Unix 6th Edition source oddity
The 6th Edition Unix kernel source code has a very weird struct:
/*
* structure to access an
* integer in bytes
*/
struct
{
char lobyte;
char hibyte;
};
That’s from /usr/sys/param.h, but it appears a couple of other times in the source tree.
This doesn’t make sense in modern day C, but in the C of 1975, all struct members were in a single namespace.

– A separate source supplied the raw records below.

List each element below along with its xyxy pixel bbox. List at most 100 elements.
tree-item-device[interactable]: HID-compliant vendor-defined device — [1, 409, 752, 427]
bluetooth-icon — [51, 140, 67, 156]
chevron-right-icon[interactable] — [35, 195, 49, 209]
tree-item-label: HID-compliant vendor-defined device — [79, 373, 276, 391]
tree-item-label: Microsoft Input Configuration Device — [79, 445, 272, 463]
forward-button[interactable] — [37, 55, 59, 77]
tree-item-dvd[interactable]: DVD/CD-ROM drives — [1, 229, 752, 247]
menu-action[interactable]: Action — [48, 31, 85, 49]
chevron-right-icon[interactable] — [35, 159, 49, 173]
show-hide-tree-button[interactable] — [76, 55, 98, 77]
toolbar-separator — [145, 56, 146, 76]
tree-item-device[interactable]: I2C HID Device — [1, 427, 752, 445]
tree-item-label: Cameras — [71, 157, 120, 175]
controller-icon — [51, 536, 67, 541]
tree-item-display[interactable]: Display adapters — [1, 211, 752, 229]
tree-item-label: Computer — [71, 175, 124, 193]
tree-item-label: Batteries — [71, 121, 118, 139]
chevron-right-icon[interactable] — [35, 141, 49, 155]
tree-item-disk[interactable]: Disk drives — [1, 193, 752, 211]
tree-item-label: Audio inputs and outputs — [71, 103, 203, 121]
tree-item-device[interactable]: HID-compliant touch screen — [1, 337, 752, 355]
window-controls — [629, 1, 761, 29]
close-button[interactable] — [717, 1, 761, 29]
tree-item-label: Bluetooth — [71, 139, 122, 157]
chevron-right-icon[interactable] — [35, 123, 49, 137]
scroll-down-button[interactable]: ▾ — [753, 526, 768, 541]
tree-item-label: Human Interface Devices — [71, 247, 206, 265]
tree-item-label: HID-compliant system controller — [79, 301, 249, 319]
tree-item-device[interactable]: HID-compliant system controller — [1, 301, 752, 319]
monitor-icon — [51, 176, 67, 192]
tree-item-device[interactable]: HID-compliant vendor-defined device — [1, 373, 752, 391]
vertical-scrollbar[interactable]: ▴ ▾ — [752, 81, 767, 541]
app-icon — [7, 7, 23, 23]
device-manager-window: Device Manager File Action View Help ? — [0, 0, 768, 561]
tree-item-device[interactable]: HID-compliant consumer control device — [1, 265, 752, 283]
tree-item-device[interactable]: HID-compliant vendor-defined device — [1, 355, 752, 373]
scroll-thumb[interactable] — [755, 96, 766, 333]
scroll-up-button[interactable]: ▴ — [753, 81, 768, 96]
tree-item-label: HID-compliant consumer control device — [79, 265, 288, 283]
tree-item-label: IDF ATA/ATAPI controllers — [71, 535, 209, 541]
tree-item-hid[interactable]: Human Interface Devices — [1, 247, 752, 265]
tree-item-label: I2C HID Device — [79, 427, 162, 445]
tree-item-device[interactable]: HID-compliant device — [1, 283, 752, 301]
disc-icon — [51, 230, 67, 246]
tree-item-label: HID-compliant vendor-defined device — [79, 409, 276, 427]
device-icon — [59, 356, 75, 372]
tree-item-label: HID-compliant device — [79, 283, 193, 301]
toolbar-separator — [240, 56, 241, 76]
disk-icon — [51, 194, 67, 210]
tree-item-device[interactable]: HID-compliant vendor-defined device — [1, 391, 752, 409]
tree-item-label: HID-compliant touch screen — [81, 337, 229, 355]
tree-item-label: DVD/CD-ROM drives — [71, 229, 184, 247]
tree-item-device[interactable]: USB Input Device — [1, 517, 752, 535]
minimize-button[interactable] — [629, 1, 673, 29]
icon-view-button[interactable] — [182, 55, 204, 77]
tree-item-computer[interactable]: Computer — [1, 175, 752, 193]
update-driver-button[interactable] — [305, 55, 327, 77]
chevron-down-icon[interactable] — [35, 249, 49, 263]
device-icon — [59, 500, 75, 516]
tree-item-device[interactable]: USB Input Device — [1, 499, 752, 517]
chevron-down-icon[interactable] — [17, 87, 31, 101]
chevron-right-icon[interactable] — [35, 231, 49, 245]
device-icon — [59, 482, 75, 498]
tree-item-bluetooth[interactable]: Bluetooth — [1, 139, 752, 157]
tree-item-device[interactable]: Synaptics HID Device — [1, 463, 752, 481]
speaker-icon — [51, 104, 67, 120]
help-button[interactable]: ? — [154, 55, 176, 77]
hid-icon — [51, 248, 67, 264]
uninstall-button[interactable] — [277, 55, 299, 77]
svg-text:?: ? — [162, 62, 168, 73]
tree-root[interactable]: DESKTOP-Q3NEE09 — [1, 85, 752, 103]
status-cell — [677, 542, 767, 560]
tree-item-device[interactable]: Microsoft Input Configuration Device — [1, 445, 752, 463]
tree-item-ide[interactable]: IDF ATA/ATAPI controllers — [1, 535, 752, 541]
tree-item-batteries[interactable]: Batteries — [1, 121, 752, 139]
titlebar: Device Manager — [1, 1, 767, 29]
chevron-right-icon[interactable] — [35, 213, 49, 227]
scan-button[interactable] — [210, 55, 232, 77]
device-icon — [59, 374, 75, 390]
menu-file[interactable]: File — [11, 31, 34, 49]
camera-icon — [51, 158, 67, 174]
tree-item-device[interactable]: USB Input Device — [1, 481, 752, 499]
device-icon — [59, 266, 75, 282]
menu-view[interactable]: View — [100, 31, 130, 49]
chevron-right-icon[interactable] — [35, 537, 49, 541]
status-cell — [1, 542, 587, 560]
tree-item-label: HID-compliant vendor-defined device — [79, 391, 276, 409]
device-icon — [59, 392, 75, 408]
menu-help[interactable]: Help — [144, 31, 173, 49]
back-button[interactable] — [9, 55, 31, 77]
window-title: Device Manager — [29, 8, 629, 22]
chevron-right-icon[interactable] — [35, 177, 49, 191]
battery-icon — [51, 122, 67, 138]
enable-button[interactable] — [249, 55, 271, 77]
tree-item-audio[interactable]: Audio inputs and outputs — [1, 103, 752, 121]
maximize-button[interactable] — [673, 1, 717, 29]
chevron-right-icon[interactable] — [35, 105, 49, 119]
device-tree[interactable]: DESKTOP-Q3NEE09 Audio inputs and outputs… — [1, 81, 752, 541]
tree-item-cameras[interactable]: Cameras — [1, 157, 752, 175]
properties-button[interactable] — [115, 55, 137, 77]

You can see remnants today. From man 3type stat
on a typical Linux system:
struct stat {
dev_t st_dev; /* ID of device containing file */
ino_t st_ino; /* Inode number */
mode_t st_mode; /* File type and mode */
nlink_t st_nlink; /* Number of hard links */
uid_t st_uid; /* User ID of owner */
gid_t st_gid; /* Group ID of owner */
dev_t st_rdev; /* Device ID (if special file) */
off_t st_size; /* Total size, in bytes */
...
}
Elements of the struct have names st_dev
, st_ino
,
rather than dev
or device
, inode
.
The st_
prefix ensured that all the various struct stat
elements
had the correct offset from a struct pointer.
Back in 1975, you could use ->st_nlink
to get an offset from any old pointer.
The weird, anonymous struct let Thompson and Ritchie access high and low
bytes off any pointer address, p->hibyte
, p->lobyte
,
which was important on a 16-bit CPU like the PDP-11s that 6th Edition Unix ran on.